Pepsi’s top rival, Coke, followed suit with a similar idea in early 2021, as meeting the digital consumers with a D2C option has become an increasingly popular option for big brands as the pandemic has worn on and consumer shopping habits have shifted.
Nike has also taken advantage of the D2C trend, with digital sales of its flagship brand and more than 100 percent digital sales growth in North America during the pandemic period. “We’ve now had three straight quarters of roughly 80 percent [worldwide] digital growth,” CEO John Donahoe, a former top eBay executive who took the helm at Nike in January, told analysts.
“This is the sharp point of our strategy. The consumer shift to digital is permanent, and our digital penetration will only increase in years to come. … We have a proven playbook, led by digital.”
Nike added that since the pandemic’s start the company has added 70 million new members globally.
And while megabrands have made the most headline-generating efforts, the moves among consumer brands to meet the stay-at-home consumer have been pervasive. Kimberly-Clark, which makes Cottonelle and Scott toilet paper, has been converting factories that produce office toilet paper into facilities that produce consumer paper, according to a Wall Street Journal report. Kraft Heinz, which makes Kraft Mac & Cheese cups and Oscar Mayer cold cuts, is spending $100 million to increase its eat-from-home lunch offerings next year.

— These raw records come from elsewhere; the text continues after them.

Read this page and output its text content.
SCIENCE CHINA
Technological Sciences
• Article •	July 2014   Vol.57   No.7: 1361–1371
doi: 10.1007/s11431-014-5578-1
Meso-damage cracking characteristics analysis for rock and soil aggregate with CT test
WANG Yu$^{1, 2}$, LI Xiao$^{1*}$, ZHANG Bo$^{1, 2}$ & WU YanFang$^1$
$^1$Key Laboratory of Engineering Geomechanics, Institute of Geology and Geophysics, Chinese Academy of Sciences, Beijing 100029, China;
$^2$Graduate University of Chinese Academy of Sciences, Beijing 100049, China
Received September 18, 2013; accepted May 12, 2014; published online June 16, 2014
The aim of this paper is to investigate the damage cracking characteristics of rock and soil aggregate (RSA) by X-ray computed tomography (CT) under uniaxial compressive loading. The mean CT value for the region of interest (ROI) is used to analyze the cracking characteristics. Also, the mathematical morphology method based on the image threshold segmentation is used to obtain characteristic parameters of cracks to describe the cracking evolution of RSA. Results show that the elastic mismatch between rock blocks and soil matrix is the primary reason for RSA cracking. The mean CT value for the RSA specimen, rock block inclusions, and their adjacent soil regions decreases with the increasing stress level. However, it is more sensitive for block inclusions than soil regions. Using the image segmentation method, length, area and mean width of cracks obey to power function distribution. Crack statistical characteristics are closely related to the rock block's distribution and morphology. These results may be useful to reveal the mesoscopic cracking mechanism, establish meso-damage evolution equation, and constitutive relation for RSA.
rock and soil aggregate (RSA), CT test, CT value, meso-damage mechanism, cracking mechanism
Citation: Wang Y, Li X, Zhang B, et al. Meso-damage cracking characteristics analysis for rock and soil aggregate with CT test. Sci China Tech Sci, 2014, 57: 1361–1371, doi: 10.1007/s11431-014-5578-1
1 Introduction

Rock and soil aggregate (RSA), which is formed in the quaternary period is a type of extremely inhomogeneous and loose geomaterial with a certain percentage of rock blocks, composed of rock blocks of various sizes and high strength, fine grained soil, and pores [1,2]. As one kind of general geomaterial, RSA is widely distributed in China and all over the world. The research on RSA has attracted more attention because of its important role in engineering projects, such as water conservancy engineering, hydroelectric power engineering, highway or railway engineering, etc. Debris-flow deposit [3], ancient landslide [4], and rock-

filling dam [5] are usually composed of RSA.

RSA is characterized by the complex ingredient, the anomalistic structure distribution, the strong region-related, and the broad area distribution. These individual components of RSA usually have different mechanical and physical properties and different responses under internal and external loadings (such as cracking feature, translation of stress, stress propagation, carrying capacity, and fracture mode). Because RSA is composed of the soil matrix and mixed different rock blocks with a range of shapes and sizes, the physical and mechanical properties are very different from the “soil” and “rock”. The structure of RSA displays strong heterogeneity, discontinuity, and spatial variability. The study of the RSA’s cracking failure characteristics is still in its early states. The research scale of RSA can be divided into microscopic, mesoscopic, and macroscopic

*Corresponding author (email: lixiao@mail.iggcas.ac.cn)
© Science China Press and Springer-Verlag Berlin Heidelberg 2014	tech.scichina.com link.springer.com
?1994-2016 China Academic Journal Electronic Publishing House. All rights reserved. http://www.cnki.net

Because though the end is in site — with a vaccine on the horizon — PYMNTS data indicates that even when the option to get back out there safely is present, a lot of consumers plan to stick with their digital habits. After surviving the challenges posed by the pandemic for all that time, 45 percent of consumers have shifted their retail shopping habits to digital, as have 21 percent of consumers who are shopping for groceries online and 21 percent of consumers who are buying food from restaurants via digital channels.
Consumers have embraced digital-first lifestyles nine months into the pandemic, the data indicates, and are less than likely to return back to their old ways of making day-to-day transactions. Of the 54.7 percent of respondents who are at least slightly likely to get vaccinated and who increased their shopping through mobile devices, only 21 percent plan to revert to the way they shopped before.
The digital shift has happened, and it seems brand like Hershey’s are getting the jump on writing what that new relationship will look like.